So I read him the last line of that paragraph again, and he ping-ponged back that he would only charge me if he found something wrong.
Of course, the thing about these scammers is they always find something to play off as being wrong, even though it’s almost always normal system behavior, like netstat. These guys actually aren’t good at fixing something that’s legitimately wrong, as I found when I tried to actually give them access to a system once and found a malfunctioning network card. I let him flail around for 10 minutes getting nowhere, then after he got off the phone with me, I fixed it in about 30 seconds.
Finally he saw he wasn’t getting anywhere with me, so he talked about those scary hackers and how they’re always trying to get into my computer.
“You’re right, they are,” I said. “Most of their attacks bounce off your router though. What you do to block the rest of their attacks is to update your computer all the time, especially your web browsers and Flash and Acrobat Reader. Which reminds me, when’s Patch Tuesday? Was that last week or this week?”
Click. “Daniel” hung up.
I think that might be the first time I’ve convinced one of these criminals that I’m out of their league.
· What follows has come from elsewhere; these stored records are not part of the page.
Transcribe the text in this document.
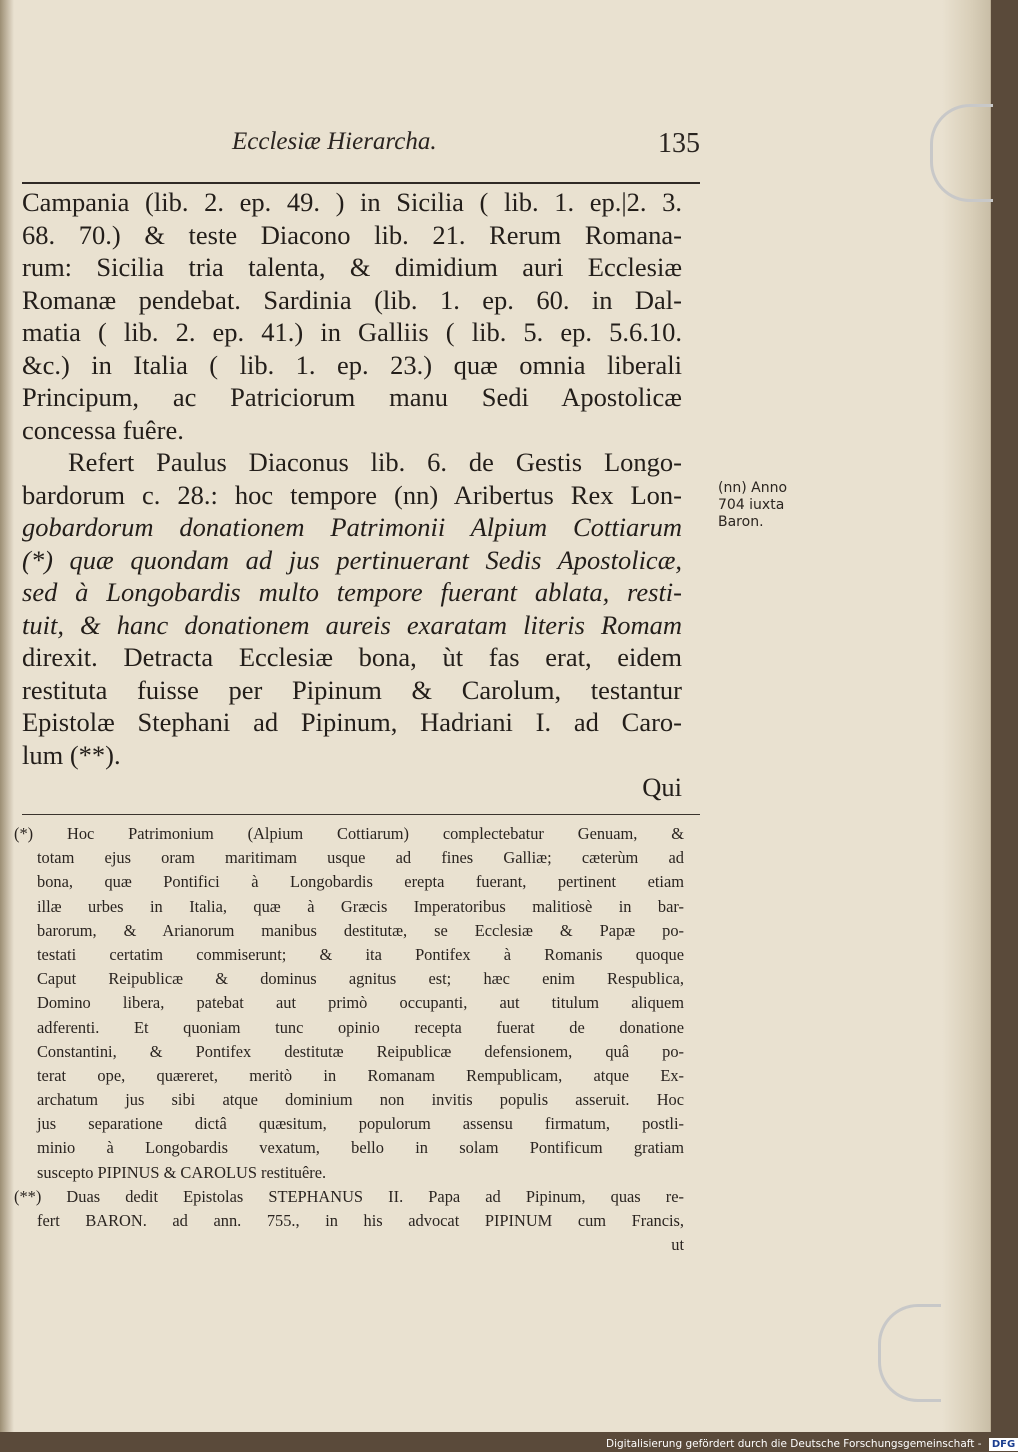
Ecclesiæ Hierarcha.	135
Campania (lib. 2. ep. 49. ) in Sicilia ( lib. 1. ep.|2. 3.
68. 70.) & teste Diacono lib. 21. Rerum Romana-
rum: Sicilia tria talenta, & dimidium auri Ecclesiæ
Romanæ pendebat. Sardinia (lib. 1. ep. 60. in Dal-
matia ( lib. 2. ep. 41.) in Galliis ( lib. 5. ep. 5.6.10.
&c.) in Italia ( lib. 1. ep. 23.) quæ omnia liberali
Principum, ac Patriciorum manu Sedi Apostolicæ
concessa fuêre.
Refert Paulus Diaconus lib. 6. de Gestis Longo-
bardorum c. 28.: hoc tempore (nn) Aribertus Rex Lon-
gobardorum donationem Patrimonii Alpium Cottiarum
(*) quæ quondam ad jus pertinuerant Sedis Apostolicæ,
sed à Longobardis multo tempore fuerant ablata, resti-
tuit, & hanc donationem aureis exaratam literis Romam
direxit. Detracta Ecclesiæ bona, ùt fas erat, eidem
restituta fuisse per Pipinum & Carolum, testantur
Epistolæ Stephani ad Pipinum, Hadriani I. ad Caro-
lum (**).
Qui
(nn) Anno
704 iuxta
Baron.
(*) Hoc Patrimonium (Alpium Cottiarum) complectebatur Genuam, &
totam ejus oram maritimam usque ad fines Galliæ; cæterùm ad
bona, quæ Pontifici à Longobardis erepta fuerant, pertinent etiam
illæ urbes in Italia, quæ à Græcis Imperatoribus malitiosè in bar-
barorum, & Arianorum manibus destitutæ, se Ecclesiæ & Papæ po-
testati certatim commiserunt; & ita Pontifex à Romanis quoque
Caput Reipublicæ & dominus agnitus est; hæc enim Respublica,
Domino libera, patebat aut primò occupanti, aut titulum aliquem
adferenti. Et quoniam tunc opinio recepta fuerat de donatione
Constantini, & Pontifex destitutæ Reipublicæ defensionem, quâ po-
terat ope, quæreret, meritò in Romanam Rempublicam, atque Ex-
archatum jus sibi atque dominium non invitis populis asseruit. Hoc
jus separatione dictâ quæsitum, populorum assensu firmatum, postli-
minio à Longobardis vexatum, bello in solam Pontificum gratiam
suscepto PIPINUS & CAROLUS restituêre.
(**) Duas dedit Epistolas STEPHANUS II. Papa ad Pipinum, quas re-
fert BARON. ad ann. 755., in his advocat PIPINUM cum Francis,
ut
Digitalisierung gefördert durch die Deutsche Forschungsgemeinschaft - DFG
And of course, if “Daniel” really had been from Microsoft, he would have known when Patch Tuesday is.
If you’re not comfortable engaging a criminal, what I suggest you do is thank him for calling and tell him you have Microsoft’s phone number (it’s 1-800-426-9400), and you’ll call and ask for him. Handle it just like you would if someone claimed to be calling you from your bank in regards to your credit card. I’ll bet you a dollar when you call Microsoft’s real number, they’ll tell you the guy who called you doesn’t work for them.